The 50-Plus Market
by Dick Stroud
Summary:
The 50-Plus Market demonstrates why marketers can no longer ignore the inevitable consequences of demographic and economic change. It further challenges marketing’s core assumptions about the effects of aging on consumer behavior. Author Dick Stroud poses these critical questions:
- Do the same marketing rules apply to the over-50s?
- How does the willingness to try new brands change with age?
- What is the most effective way to segment the 50-plus market?
- What’s the best way to adapt interactive media for use in marketing to this group?
- What are the strategic and tactical options for embracing the older market?
The 50-Plus Market is written as a story with a beginning and an end. The first chapter establishes the context by relating leading marketers’ views about the 50-plus market. The final chapter examines the broader issues of the aging population and its effect on business.

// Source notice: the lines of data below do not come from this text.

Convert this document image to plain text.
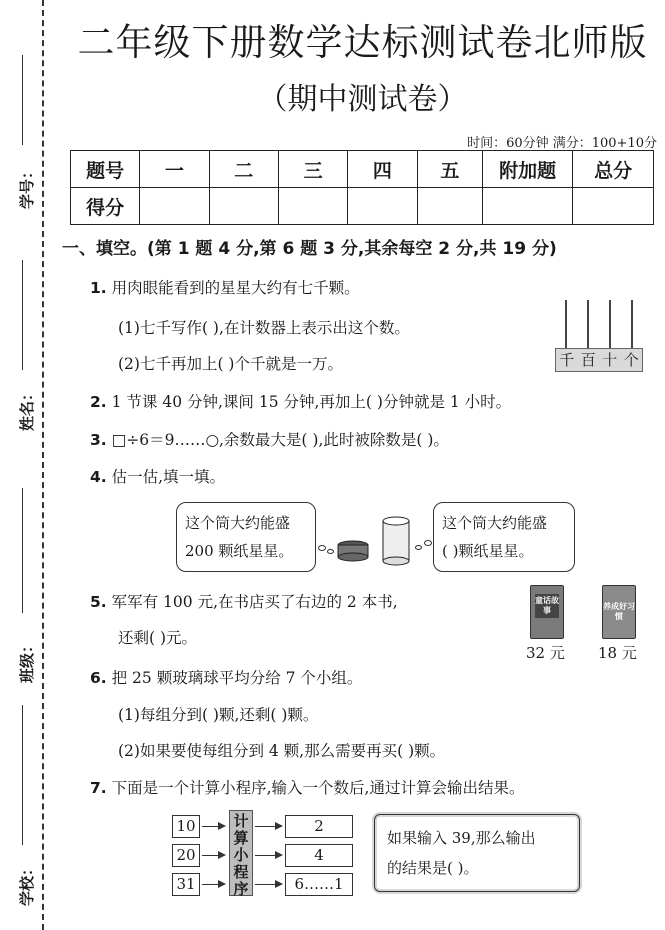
学号：
姓名：
班级：
学校：
二年级下册数学达标测试卷北师版
（期中测试卷）
时间：60分钟 满分：100+10分
题号	一	二	三	四	五	附加题	总分
得分							
一、填空。(第 1 题 4 分,第 6 题 3 分,其余每空 2 分,共 19 分)
1. 用肉眼能看到的星星大约有七千颗。
(1)七千写作( ),在计数器上表示出这个数。
(2)七千再加上( )个千就是一万。	千 百 十 个
2. 1 节课 40 分钟,课间 15 分钟,再加上( )分钟就是 1 小时。
3. □÷6＝9……○,余数最大是( ),此时被除数是( )。
4. 估一估,填一填。
这个筒大约能盛
200 颗纸星星。
这个筒大约能盛
( )颗纸星星。
5. 军军有 100 元,在书店买了右边的 2 本书,
还剩( )元。
童话故事	养成好习惯
32 元 18 元
6. 把 25 颗玻璃球平均分给 7 个小组。
(1)每组分到( )颗,还剩( )颗。
(2)如果要使每组分到 4 颗,那么需要再买( )颗。
7. 下面是一个计算小程序,输入一个数后,通过计算会输出结果。
10
20
31
计
算
小
程
序
2
4
6……1
如果输入 39,那么输出
的结果是( )。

The remainder of the book attempts to separate facts from myths and offers insight related to segmenting the 50-plus market and the corresponding implications for media planning, creative, and interactive channels.
Stroud’s exploration serves as a resource on each of the chapter topics as they comprehensively explain the facts and implications of the aging population on each respective aspect of marketing.
There is also an accompanying website with a Blog from the author which is pretty interesting.
Recommended Readers (who should read it (titles) and why):
Business people and marketers wanting to succeed in an environment geared towards the 50-plus market.
Top Takeaways:
- Compared to over-50, the 18-35 segment is growing at a slower rate and is relatively poorer. Despite this, marketers retain their fascination with the young.
- How aging affects consumers’ attitudes and behavior is less well understood than its physical effects. Marketers would improve effectiveness if they paid more attention to the physical effects of aging and less to the “emotional” ones. Most importantly, they would radically improve how they relate to and satisfy their customers.
- The great attraction of using age as a means of segmenting the over-50 market is that it is simple. The trouble is that it is also simplistic. Some of the problems of basing marketing decisions on a consumer’s age are that there are:
- Differences between actual and perceived age – older people make decisions based on the age they feel rather than the age on their birth certificates.
- Doubts that it has value in predicting peoples’ behavior as consumers.
- Distortions created by the different age profiles of ethnic minorities.
- Defining different kinds of behavior might result from referencing academic models, such as generational segmentation (e.g., baby boomers, etc.) or relating age with a major event in the older person’s life (e.g., retirement).
- A person’s 50th or 70th birthday does not mean that they suddenly adopt a different set of responses to creative. The challenge for the advertising industry is to understand this simple fact and then identify the emotions and behavior that are as close as possible to be ageless.
About the Author:
Dick Stroud is the managing director of 20plus30, a marketing strategy consultancy that advises companies about the business implications of population aging. He is the UK’s leading expert on using interactive channels to communicate with the over-50 market. Stroud teamed up with OMD, one of the largest and most influential media communications specialists in the world, as his research partner on this book.